J'essayais de ne pas croiser les regards de ces passants qui nous toisaient sans vergogne. Il n'y avait pas si longtemps, j'aurais été de leur côté de la rue. Mais plus nous nous rapprochions de la porte extérieure, plus je sentais leurs attentes insoutenables peser sur mes épaules.

J'avais envie de disparaître. Ma tête s'effaçait dans mes épaules, les yeux rivés au sol. Je ne comprenais pas comment les soldats pouvaient rester fiers et droits dans leurs bottes lorsque la population qu'ils étaient censés servir ne leur vouait que rancœur et mépris.

Ils n'avaient pas vraiment tort. Le bataillon causait de nombreuses pertes humaines et économiques à chaque expédition, sans jamais apporter de preuve de leur utilité. Je ne pouvais nier cette évidence. Si ce n'était pas pour Logan, jamais je n'en serais venu à apporter mon soutien à leur major. Soutien duquel il devrait se passer s'il venait à m'arriver quelque chose ce jour fatidique, puisqu'il m'avait laissée sans indication spécifique aux mains d'Uma. Il m'envoyait parmi ses troupes avec un entraînement encore bancal, et ne paraissait pas plus préoccupé que cela à cette idée.

À mes côtés, la brune paraissait dans son élément. Raide comme un piquet, la mâchoire serrée, le menton haut et le regard digne. Elle rayonnait par sa présence implacable, défiant quiconque de l'humilier. Pour la première fois, une vague admiration me saisit à la vue de cette confiance parfaite en ses choix et ses valeurs.

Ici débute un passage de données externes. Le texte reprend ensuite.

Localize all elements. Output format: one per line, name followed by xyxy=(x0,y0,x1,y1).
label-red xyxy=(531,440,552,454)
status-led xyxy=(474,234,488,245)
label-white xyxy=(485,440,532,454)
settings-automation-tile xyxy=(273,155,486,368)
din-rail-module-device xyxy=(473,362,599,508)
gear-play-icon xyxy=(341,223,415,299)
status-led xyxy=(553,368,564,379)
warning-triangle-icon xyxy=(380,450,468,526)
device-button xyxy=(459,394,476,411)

Les yeux noirs captèrent mon observation, et elle haussa les sourcils.

"Tout va bien ?
— Ça pourrait être pire. J'ai juste mal au ventre."

Depuis les premières lueurs du jour, une douleur viscérale me tordait les boyaux, qui me lançait de plus en plus au fil des heures. Mon aveu lui tira l'ombre d'un sourire, presque imperceptible.

"C'est le trac, ça. Respire. Je serais là si les choses tournent mal."

Cette promesse apaisa un peu ma nervosité, mais pas assez pour chasser mes maux d'estomac. Une nausée acide me remontait dans la poitrine depuis notre entrée dans Trost. Je grimaçais une petite mine reconnaissante pour faire bonne figure.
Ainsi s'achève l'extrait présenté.